Бобби глубоко вздохнул от облегчения. Он чуть было сам не рассмеялся. Это был настоящий Натан Вольфовиц – человек, с которым он когда-то дружил.
– Я попал в переплет, Нат. Отец при смерти в Париже, а я не могу получить выездную визу, ты моя единственная надежда, мне надо поговорить с тобой, Нат, всего лишь пять минут, пожалуйста...
– Отпустите его, – сказал президент.
Охранники не шелохнулись.
– Я сказал. Отпустите. Этого. Человека. – Президент произнес это медленно, как бы говоря с малыми детьми. – Мне надоело, парни, повторять все по два раза.
Очень неохотно охранники отпустили Бобби.
– Валяй, Бобби. У тебя есть пять минут.
– Господин президент, вам надо...
– Что мне надо, так это помочиться! – сказал президент. – Где тут сортир?
– Господин президент?..
– Туалет, черт побери! Нам надо помочиться, не так ли, Бобби?
– У меня лопается мочевой пузырь, господин президент, – промычал Бобби.
Охранники повели их по коридору, за угол, в другой коридор – к мужскому туалету. Один распахнул дверь перед президентом, но тот жестом пригласил Бобби пройти вперед. Когда Вольфовиц, войдя за Бобби, взялся за ручку двери, охранник встал на пороге, не давая ей закрыться.
– Куда вы, по-вашему, направляетесь? – осведомился президент.
– Нам не положено оставлять вас наедине с...
– Думаю, я сам смогу держать свою пипиську, спасибо, – отрезал президент. – А теперь убирайтесь к чертям и дайте нам пописать спокойно!

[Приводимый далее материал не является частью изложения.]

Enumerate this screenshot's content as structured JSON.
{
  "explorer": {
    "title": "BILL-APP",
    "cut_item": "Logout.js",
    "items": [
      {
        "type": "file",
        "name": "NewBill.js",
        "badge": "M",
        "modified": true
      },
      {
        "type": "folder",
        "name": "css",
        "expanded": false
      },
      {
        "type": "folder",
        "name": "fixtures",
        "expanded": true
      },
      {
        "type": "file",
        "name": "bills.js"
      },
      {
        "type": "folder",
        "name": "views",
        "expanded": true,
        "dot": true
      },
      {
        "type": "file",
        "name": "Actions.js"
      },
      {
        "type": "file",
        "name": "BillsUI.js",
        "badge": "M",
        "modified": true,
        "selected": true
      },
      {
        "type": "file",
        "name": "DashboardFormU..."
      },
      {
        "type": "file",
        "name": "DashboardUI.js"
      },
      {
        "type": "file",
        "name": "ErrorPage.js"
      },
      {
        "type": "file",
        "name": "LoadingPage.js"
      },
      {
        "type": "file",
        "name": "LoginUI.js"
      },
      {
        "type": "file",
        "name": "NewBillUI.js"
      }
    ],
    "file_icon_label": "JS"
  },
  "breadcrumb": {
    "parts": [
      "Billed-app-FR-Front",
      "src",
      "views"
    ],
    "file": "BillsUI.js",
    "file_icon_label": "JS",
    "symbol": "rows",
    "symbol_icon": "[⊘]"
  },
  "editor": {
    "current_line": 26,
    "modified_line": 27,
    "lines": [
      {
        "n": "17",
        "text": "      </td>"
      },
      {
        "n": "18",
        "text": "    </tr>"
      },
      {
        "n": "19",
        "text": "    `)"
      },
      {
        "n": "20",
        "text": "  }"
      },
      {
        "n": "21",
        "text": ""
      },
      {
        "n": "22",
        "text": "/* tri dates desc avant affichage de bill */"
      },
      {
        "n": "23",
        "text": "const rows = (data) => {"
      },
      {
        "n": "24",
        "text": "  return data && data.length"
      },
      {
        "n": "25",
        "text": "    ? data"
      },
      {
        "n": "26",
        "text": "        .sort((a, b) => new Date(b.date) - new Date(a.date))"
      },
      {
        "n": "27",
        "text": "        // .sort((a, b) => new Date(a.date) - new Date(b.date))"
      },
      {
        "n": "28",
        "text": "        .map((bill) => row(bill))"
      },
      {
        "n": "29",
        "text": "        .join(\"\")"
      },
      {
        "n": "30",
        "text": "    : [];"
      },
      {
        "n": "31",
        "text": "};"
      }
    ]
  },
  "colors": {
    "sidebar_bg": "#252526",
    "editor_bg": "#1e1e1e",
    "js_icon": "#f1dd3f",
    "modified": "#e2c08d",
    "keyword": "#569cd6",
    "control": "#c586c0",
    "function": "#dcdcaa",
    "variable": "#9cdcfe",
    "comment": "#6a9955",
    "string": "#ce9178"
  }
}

– Господи, я всю жизнь ненавидел волкодавов, – проговорил Вольфовиц, когда они остались одни. – А теперь они вьются вокруг меня, как мухи у лошадиного дерьма! – Он подошел к писсуару и расстегнул брюки. – Мне действительно надо освободиться. Ну, рассказывай свою печальную историю, Бобби. Я хотел бы рассказать тебе свою.
И вот здесь, в мужской комнате Белого дома, Бобби облегчил свою душу перед президентом Соединенных Штатов, в то время как тот облегчал свой мочевой пузырь.
– Давай расставим все по порядку, – сказал Натан Вольфовиц, застегивая ширинку. – Твой отец умирает в Париже, ты должен туда попасть, чтобы уговорить свою мать помочь ему осуществить его мечту, заморочить ей голову, чтобы она поверила, будто какое-то похоронное бюро в Пало-Альто сможет вернуть его к жизни после полимеризации мозга, а Центральное агентство безопасности не дает тебе выездную визу...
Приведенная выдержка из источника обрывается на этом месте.